Tatar thanks UN for ‘fair manner’
PRESIDENT Ersin Tatar has written to UN Secretary-General Antonio Guterres thanking him for the “fair and balanced manner” in which he moderated April’s “five-plus UN” informal Cyprus meeting in Geneva.
Mr Tatar also asked the UN Security Council to approach his six-point plan to achieve a two-state solution “with an open mind” and by taking into consideration decades of failed negotiations.
In the letter, President Tatar addressed “the distortion, by the Greek Cypriot side, that the Turkish Cypriots ‘left the government’ of their own will in the 1963-64 period”.
“Turkish Cypriot civil servants never disclaimed the ‘Government of Cyprus’,” he said. “[However], due to the prevailing conditions since [December 1963] they were unable, for physical and security reasons” to sustain their roles within the government, a report by U Thant in 1964 stated, Mr Tatar wrote.
Turkish Cypriots “did attempt, through the UN, to return to the House of Representatives but . . . the then Speaker of the House, the late Glafcos Clerides, told the Turkish Cypriot Representatives that they could only return if they accepted the unilateral changes that were made to the [Republic of Cyprus] Constitution – particularly the unchangeable provisions providing for bicommunal power sharing”.
In the face of these changes, Turkish Cypriots “applied to the UN to help in the restoration of the 1960 constitutional order but . . . the UN did not think this was part of its mandate” since “a return to normal conditions” and a “return to the constitutional order” did not mean the same thing, according to Mr Tatar.
The “unlawful changes” made to the Constitution of the Republic of Cyprus that was “hijacked by the Greek Cypriots in December 1963” caused the former bicommunal Government of Cyprus to lose its “legitimacy”.
Combined with the subjugation and domination of Turkish Cypriots, “the Turkish Cypriots had no alternative but to establish their own separate administration in Cyprus in exercise of their inherent right to self-determination”.
Mr Tatar added that the “integration of the Turkish Cypriot community” into “the usurped ‘Republic of Cyprus’”, as called for by Greek Cypriot leader Nicos Anastasiades, “amounts to asking the Turkish Cypriot side to legitimise the Greek Cypriot hijacking of the 1960 bicommunal Republic of Cyprus and agreeing to integrate themselves into this illegality through, what the other side calls, ‘osmosis’”.
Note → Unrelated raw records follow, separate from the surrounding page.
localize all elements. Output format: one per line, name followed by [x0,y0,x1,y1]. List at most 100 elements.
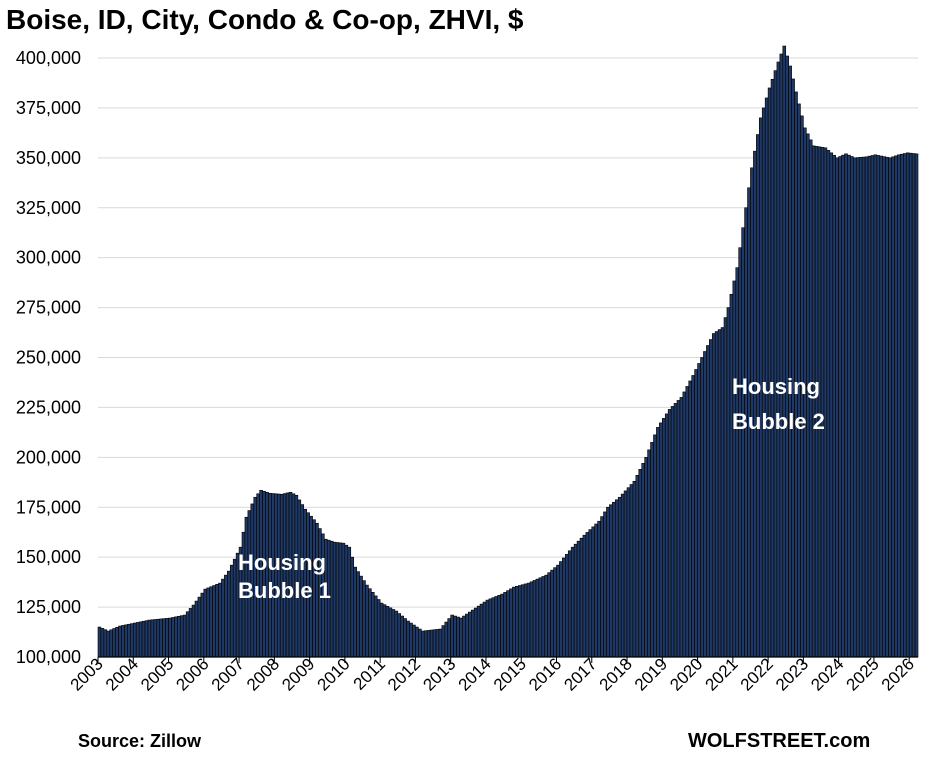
bar [515,586,519,658]
bar [832,155,837,658]
bar [400,615,404,658]
bar [268,492,272,658]
bar [423,630,428,658]
bar [844,153,848,658]
bar [855,157,860,658]
bar [820,147,825,658]
bar [121,625,125,658]
bar [465,613,469,658]
bar [782,45,787,658]
y-tick-label: 200,000 [16,447,81,467]
bar [394,610,399,658]
y-tick-label: 275,000 [16,298,81,318]
bar [585,532,590,658]
bar [538,577,543,658]
bar [600,516,604,658]
source-note: Source: Zillow [78,731,202,751]
bar [215,584,219,658]
bar [335,542,340,658]
bar [385,605,390,658]
y-tick-label: 375,000 [16,98,81,118]
bar [371,592,375,658]
bar [473,607,478,658]
bar [429,629,434,658]
bar [291,493,296,658]
bar [362,580,366,658]
bar [185,611,190,658]
bar [165,618,169,658]
y-axis-labels: 100,000 125,000 150,000 175,000 200,000 225,0… [16,48,81,667]
bar [829,152,834,658]
bar [853,157,857,658]
bar [191,604,196,658]
x-tick-label: 2004 [102,654,142,694]
bar [341,542,346,658]
bar [641,463,645,658]
bar [462,615,466,658]
bar [100,628,105,658]
x-tick-label: 2011 [350,654,389,693]
bar [135,622,140,658]
bar [700,357,704,658]
bar [227,570,231,658]
bar [426,630,431,658]
bar [770,79,775,658]
x-tick-label: 2008 [243,654,283,694]
bar [902,153,907,658]
bar [159,618,163,658]
bar [826,150,831,658]
bar [556,564,560,658]
bar [659,422,663,658]
bar [482,601,487,658]
bar [456,616,460,658]
bar [520,584,525,658]
bar [347,546,352,658]
bar [294,494,299,658]
bar [368,588,372,658]
bar [688,380,692,658]
bar [229,564,234,658]
x-tick-label: 2013 [419,654,459,694]
bar [453,615,457,658]
bar [670,406,675,658]
bar [141,620,146,658]
bar [785,55,789,658]
bar [773,70,778,658]
bar [544,574,548,658]
y-tick-label: 250,000 [16,348,81,368]
bar [138,621,143,658]
bar [667,409,672,658]
bar [418,628,422,658]
bar [647,449,651,658]
bar [741,227,745,658]
bar [118,625,122,658]
bar [491,597,496,658]
bar [582,534,587,658]
bar [779,53,784,658]
bar [97,626,102,658]
bar [388,607,393,658]
bar [653,434,657,658]
x-tick-label: 2024 [807,654,847,694]
bar [517,585,522,658]
bar [106,630,111,658]
bar [879,155,884,658]
bar [617,496,622,658]
bar [685,386,690,658]
x-tick-label: 2019 [631,654,671,694]
y-tick-label: 300,000 [16,248,81,268]
bar [506,590,510,658]
bar [174,616,178,658]
bar [867,155,872,658]
bar [156,618,161,658]
bar [591,526,596,658]
bar [282,493,287,658]
bar [150,619,155,658]
bar [415,626,419,658]
bar [550,569,554,658]
bar [127,623,131,658]
x-tick-label: 2020 [666,654,706,694]
bar [232,558,237,658]
y-tick-label: 175,000 [16,497,81,517]
bar [644,457,648,658]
THE US supports a “Cypriot-led, comprehensive settlement to reunify the island as a bizonal, bicommunal federation to benefit all Cypriots” American Secretary of State Antony Blinken tweeted on Monday after speaking with Greek Cypriot Foreign Minister Nikos Christodoulides “about our strong bilateral relationship and our commitment to stability and prosperity in the region”.